Add a table: "Invariance to image size" based on the Spring Benchmark
Many thanks for training and providing models that are better than DepthPro. I am particularly grateful for the fact that UniDepthV2 is flexible in terms of input image size, which is written in this quote:
Specifically, we sample images with variable pixel counts between 0.2MP and 0.6MP, allowing the model to operate effectively across diverse resolutions without being biased toward a single fixed input size.
I am very glad that you have added Fig. 4. "Invariance to image shape". I think it would be a good idea to add something similar for different input image sizes in the form of an ‘Invariance to image size’ table.
In my opinion, the depth estimation is most applicable for video files with a standard resolution of 1920x1080 or 3840x2160 and the typical aspect ratio of most monitors, i.e. 16:9. I would therefore like to ask for a comparison for unidepth-v2-vitl14 on the zero-shot Spring Benchmark Spring FAQ.
This is a synthetic dataset, so it contains very precise depth data and is based on video material with a typical resolution for films: 1920x1080. It is very often used to evaluate depth estimation models, including metric models such as: SharpDepth or DepthPro
The more resolutions the better, especially those above 0.6MP, to see at what resolution the quality starts to drop off. I know that the sizes have to be divisible by 14, so I'm giving only approximate sizes for a typical 16:9 format:
1920x1080 (1080p) 1842x1036 (2x518) 1280x720 (720p) 960x540 (1/3 of 2160p) 921x518 (518 DINOv2)
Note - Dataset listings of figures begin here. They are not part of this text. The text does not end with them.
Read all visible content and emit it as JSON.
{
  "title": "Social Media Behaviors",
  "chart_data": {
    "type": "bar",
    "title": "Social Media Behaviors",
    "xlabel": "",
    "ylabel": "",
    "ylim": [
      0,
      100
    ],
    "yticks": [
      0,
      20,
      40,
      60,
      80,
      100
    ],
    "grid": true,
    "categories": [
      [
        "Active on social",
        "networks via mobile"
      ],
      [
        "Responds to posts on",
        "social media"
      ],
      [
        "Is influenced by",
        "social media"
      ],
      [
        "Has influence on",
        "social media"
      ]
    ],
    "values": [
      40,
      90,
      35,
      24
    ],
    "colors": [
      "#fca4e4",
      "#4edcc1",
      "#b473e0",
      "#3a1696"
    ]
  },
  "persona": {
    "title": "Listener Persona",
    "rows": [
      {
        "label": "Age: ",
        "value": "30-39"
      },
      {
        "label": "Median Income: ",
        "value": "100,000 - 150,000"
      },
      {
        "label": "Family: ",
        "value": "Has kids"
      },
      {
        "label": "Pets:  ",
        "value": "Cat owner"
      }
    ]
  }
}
The best metric for evaluating metric models is of course: F-score.
I will run experiments on larger image sizes for Spring with different inputs and get back here.
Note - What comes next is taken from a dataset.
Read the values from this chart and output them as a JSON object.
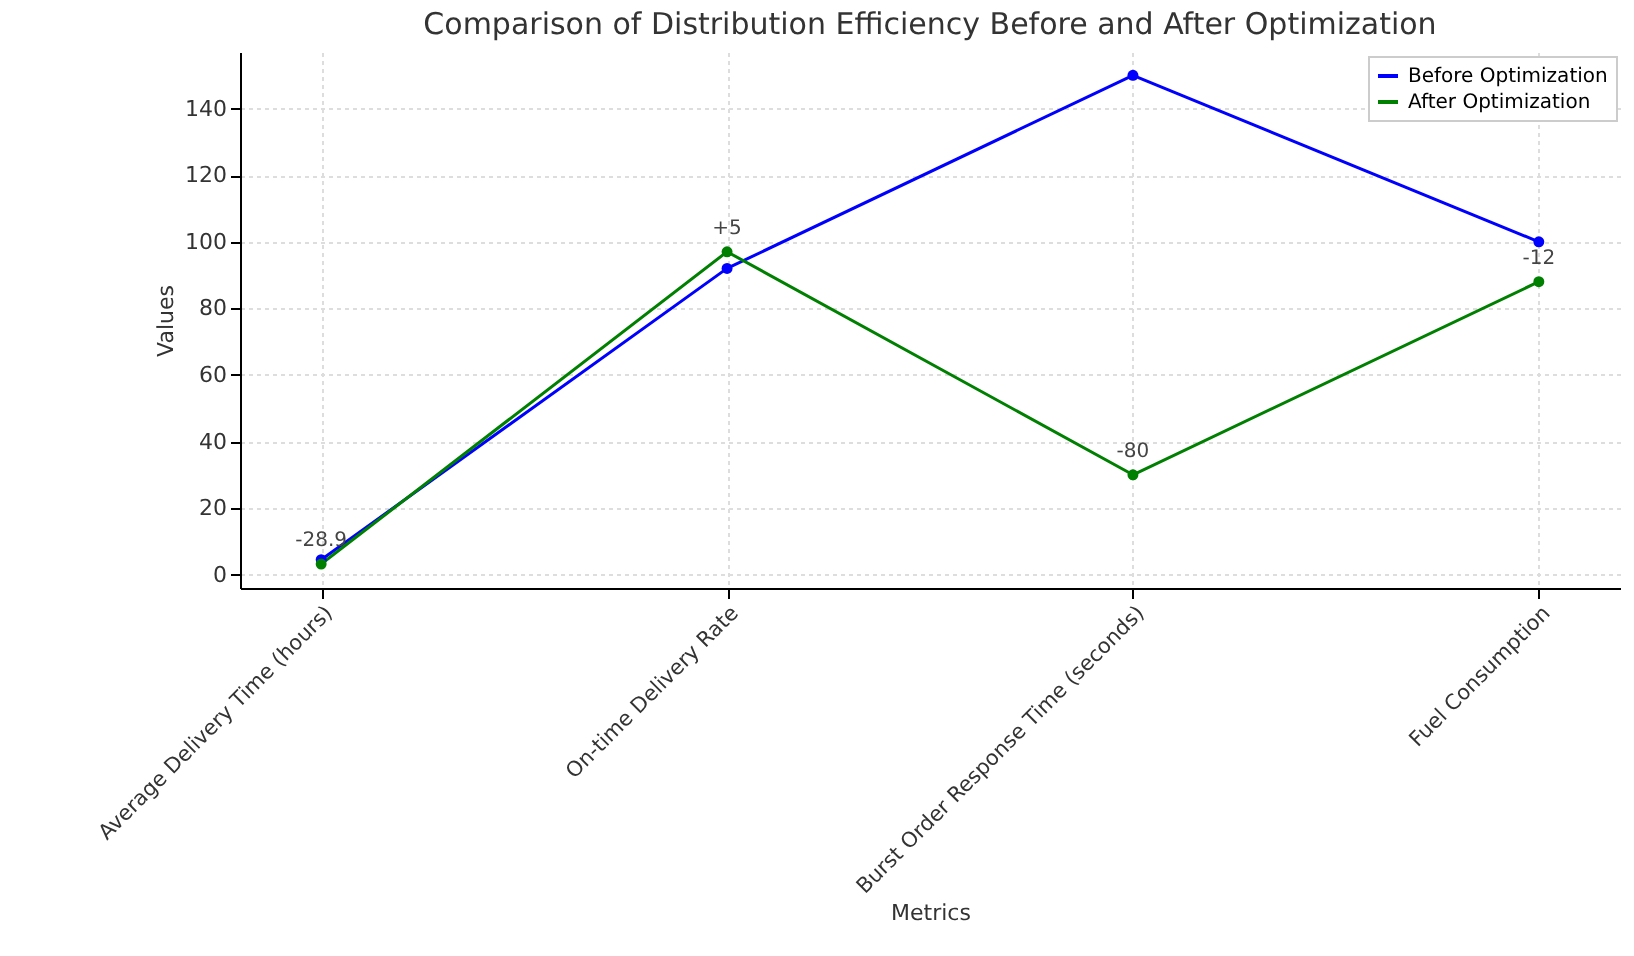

However, really large image sizes lead to memory issues and 1080p may be too much for practical usage due to ViT global attention. The need for high-detail depth estimation is a long-standing problem, already tackled here with CNN and more recently in DepthPro. In the latter, the authors tried to amend the global-attention issue by using an "explicit multi-scale" ViT, while that is a good way of tackling the issue, it may come with other downsides (already present ). So in general, when image sizes are that large, i.e. 2K or 4K, probably ViT is not the best option and it may make sense to revert to something like I linked above.